İçimizdeki “Boşluk” ve Anlam Arayışı Üzerine
Varoluşsal bir mesele…
Bizler anlam arayan ve inşa eden varlıklarız. Her birey, kendi manalar zincirini üreterek bu varoluşsal meselenin üstesinden gelmeye ve “içindeki boşluğu” bir şekilde şekilde doldurmaya çabalar. Bunlar kimi zaman bireysel uğraşlarımız, çoğu zamansa bize miras kalanlardandır. Ahlak kuralları, dini inançlar, gelenek görenekler, öğretiler vb.
Boşluksa, çoğu zaman bir kriz ve kaos olarak nitelendirilir. Muğlaklık ve bilinmezlik korkutur insanı. Çünkü insan her şeyden önce bilmek, görmek ve tanımlayabilmek ister.
Halbuki “boşluk” bireyin ötelediği ve zamanında bastırmayı tercih ettiği “benliğini” yeniden keşfetmesi için bir fırsattır. İnsanın saklı kalmış, korunmuş ve arındırılmış bölgesidir. Kişinin gerçek kendiliğine temas edebilmesine zemin sunan yerdir. Birey bu bilinmezliğe tahammül edip, kendi ile kalabilirse yaşamındaki ikame tatminlerine son verip, gerçek kendiliğe temas edebilir. Ve başka bir farkındalık düzeyine erişir.
Peki “boşluk” dediğimiz şey nedir ve nasıl oluşur?
Acı, keder, üzüntü, mutsuzluk, hayal kırıklığı…
Bunlar hayatın vazgeçilmez ve kaçınılmaz duyguları. Ancak çoğumuz bunlardan korunmaya ve sakınmaya çaba gösteririz. Bu konuda gayet yaratıcı ve başarılıyızdır da… Aynılarını bir daha hissetmemek için, “kendimize yabancılaşmayı” dahi tercih ederiz. Kendimizle baş başa kalamaz, sürekli yeni uğraşlar üretir ve yarattığımız “boşluğu” ikamelerle doldurmaya çalışıp dururuz. Kimimiz bunu sürekli değiştirdiği otomobiliyle, kimimiz sürekli kafayı bularak, kimimizse aşırı bir şekilde spor yaparak… Anlayacağınız kendiyle temas etmeye korkar hale gelen insanın yaratıcılıklarının sonu yoktur.
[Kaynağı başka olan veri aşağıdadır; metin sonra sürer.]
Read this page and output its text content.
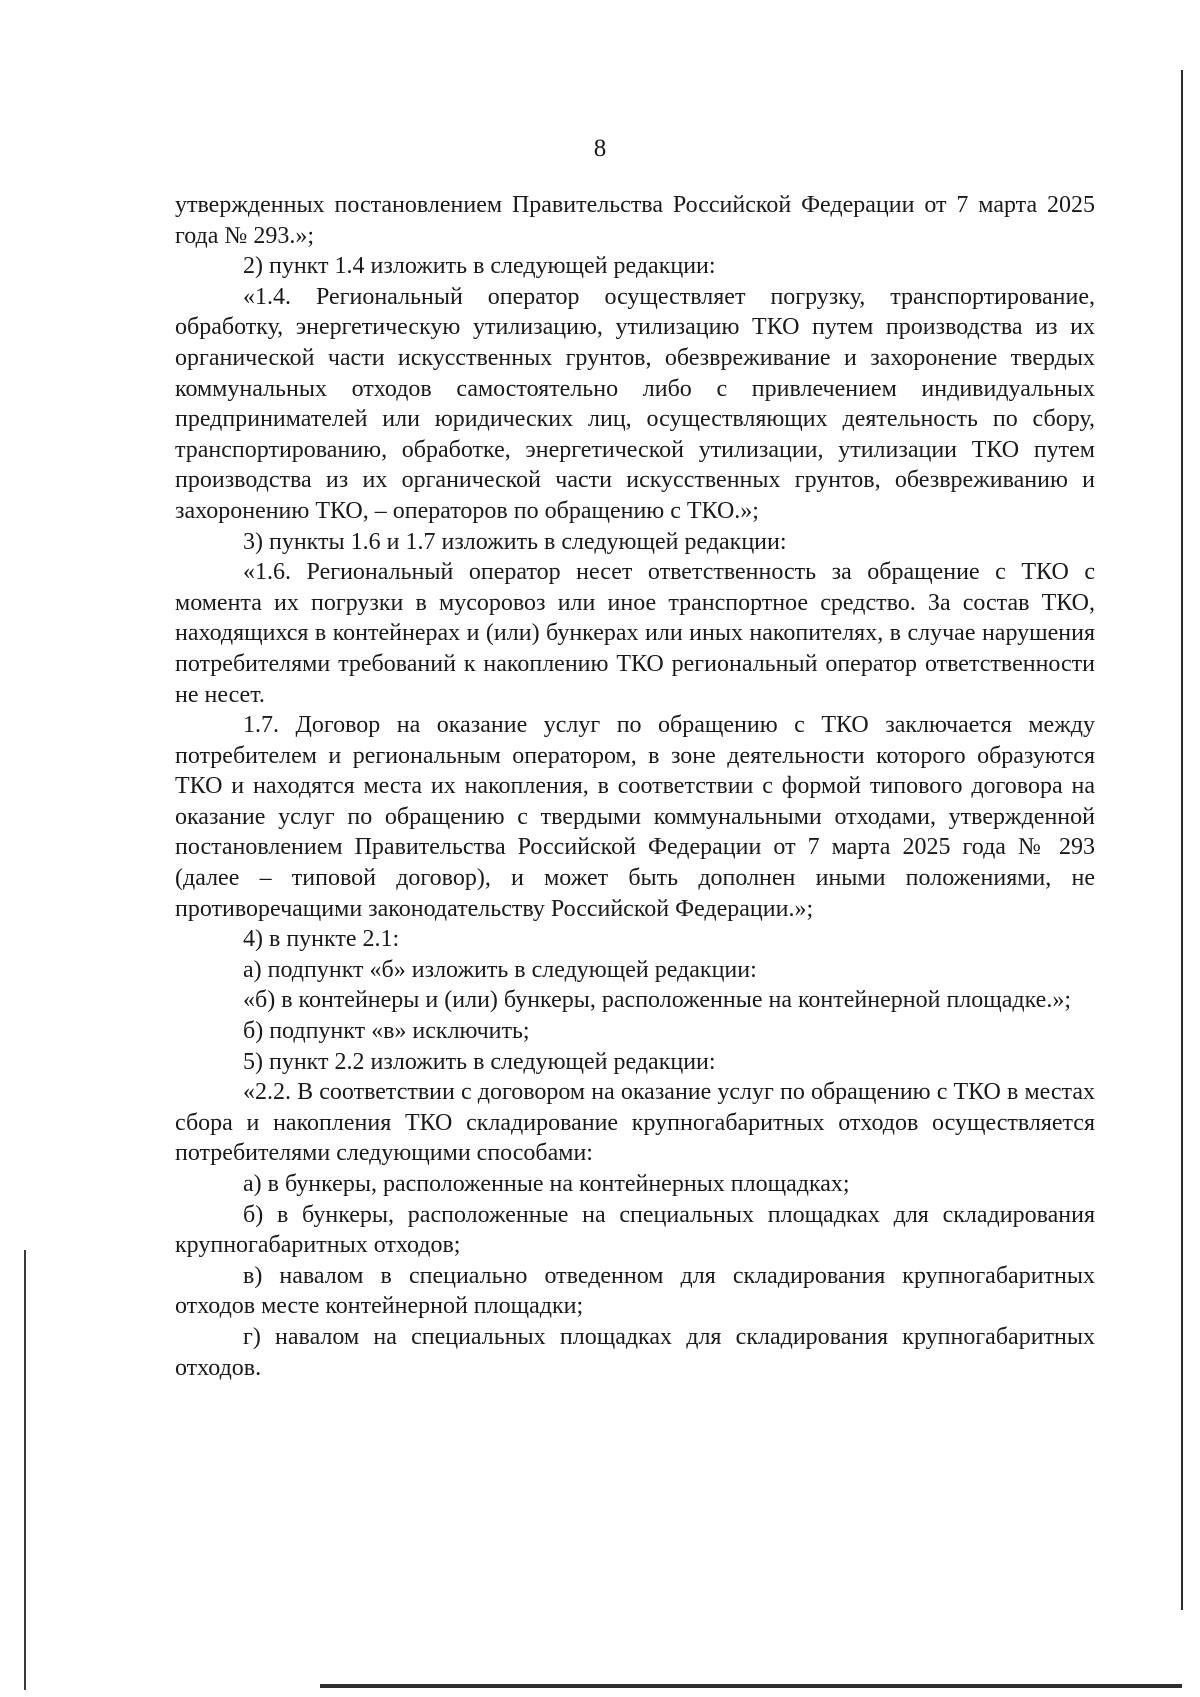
8

утвержденных постановлением Правительства Российской Федерации от 7 марта 2025 года № 293.»;

2) пункт 1.4 изложить в следующей редакции:

«1.4. Региональный оператор осуществляет погрузку, транспортирование, обработку, энергетическую утилизацию, утилизацию ТКО путем производства из их органической части искусственных грунтов, обезвреживание и захоронение твердых коммунальных отходов самостоятельно либо с привлечением индивидуальных предпринимателей или юридических лиц, осуществляющих деятельность по сбору, транспортированию, обработке, энергетической утилизации, утилизации ТКО путем производства из их органической части искусственных грунтов, обезвреживанию и захоронению ТКО, – операторов по обращению с ТКО.»;

3) пункты 1.6 и 1.7 изложить в следующей редакции:

«1.6. Региональный оператор несет ответственность за обращение с ТКО с момента их погрузки в мусоровоз или иное транспортное средство. За состав ТКО, находящихся в контейнерах и (или) бункерах или иных накопителях, в случае нарушения потребителями требований к накоплению ТКО региональный оператор ответственности не несет.

1.7. Договор на оказание услуг по обращению с ТКО заключается между потребителем и региональным оператором, в зоне деятельности которого образуются ТКО и находятся места их накопления, в соответствии с формой типового договора на оказание услуг по обращению с твердыми коммунальными отходами, утвержденной постановлением Правительства Российской Федерации от 7 марта 2025 года № 293 (далее – типовой договор), и может быть дополнен иными положениями, не противоречащими законодательству Российской Федерации.»;

4) в пункте 2.1:

а) подпункт «б» изложить в следующей редакции:

«б) в контейнеры и (или) бункеры, расположенные на контейнерной площадке.»;

б) подпункт «в» исключить;

5) пункт 2.2 изложить в следующей редакции:

«2.2. В соответствии с договором на оказание услуг по обращению с ТКО в местах сбора и накопления ТКО складирование крупногабаритных отходов осуществляется потребителями следующими способами:

а) в бункеры, расположенные на контейнерных площадках;

б) в бункеры, расположенные на специальных площадках для складирования крупногабаритных отходов;

в) навалом в специально отведенном для складирования крупногабаритных отходов месте контейнерной площадки;

г) навалом на специальных площадках для складирования крупногабаритных отходов.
Aslında hepimiz, bir sürü odası olan bir şato içinde doğarız. Zamanla bu odaları kullanmaz ve kapılarına kilitler vururuz. Odalar hep oradadır ancak bir süre sonra görmezden gelinmeye başlanır ve en sonunda hiç var olmadığına inanılır, unutulur. Bir gün bir şey olur ve hiç var olmadığına artık ikna olduğunuz odanın kapıları titremeye ve sizi rahatsız etmeye başlar. Aslında bu bir davettir. Gerçekliğe bir çağrıdır. Bunu duymazlıktan gelme veya boş bıraktığınız odaları tekrar ziyaret etmek sizin tercihinizdedir. Burada ki şato, sizin benliğinizdir. Odalarsa duygularınız… Kapılarına kilitler vurduğunuz. Bilinçdışının derinliklerine ittiğiniz. Acı çekmemek, utanmamak, bir daha hayal kırıklığı yaşamamak adına kendinize yabancılaştığınız. Ancak burada kaçırılmaması gereken bir nokta daha vardır. Zamanında bu duygularla başa çıkabilmek için yeterli güce ve donanıma sahip olmamış olabilirsiniz. Önemli olan “Şimdi ve burada nasılsınız?” Bunlarla yeniden yüzleşmeye ve sağlıklı bir şekilde üstesinden gelmeye hazır mısınız? Tozlanmış, pas tutmuş odalarınızın kapılarını yeniden açmaya cesaretiniz var mı?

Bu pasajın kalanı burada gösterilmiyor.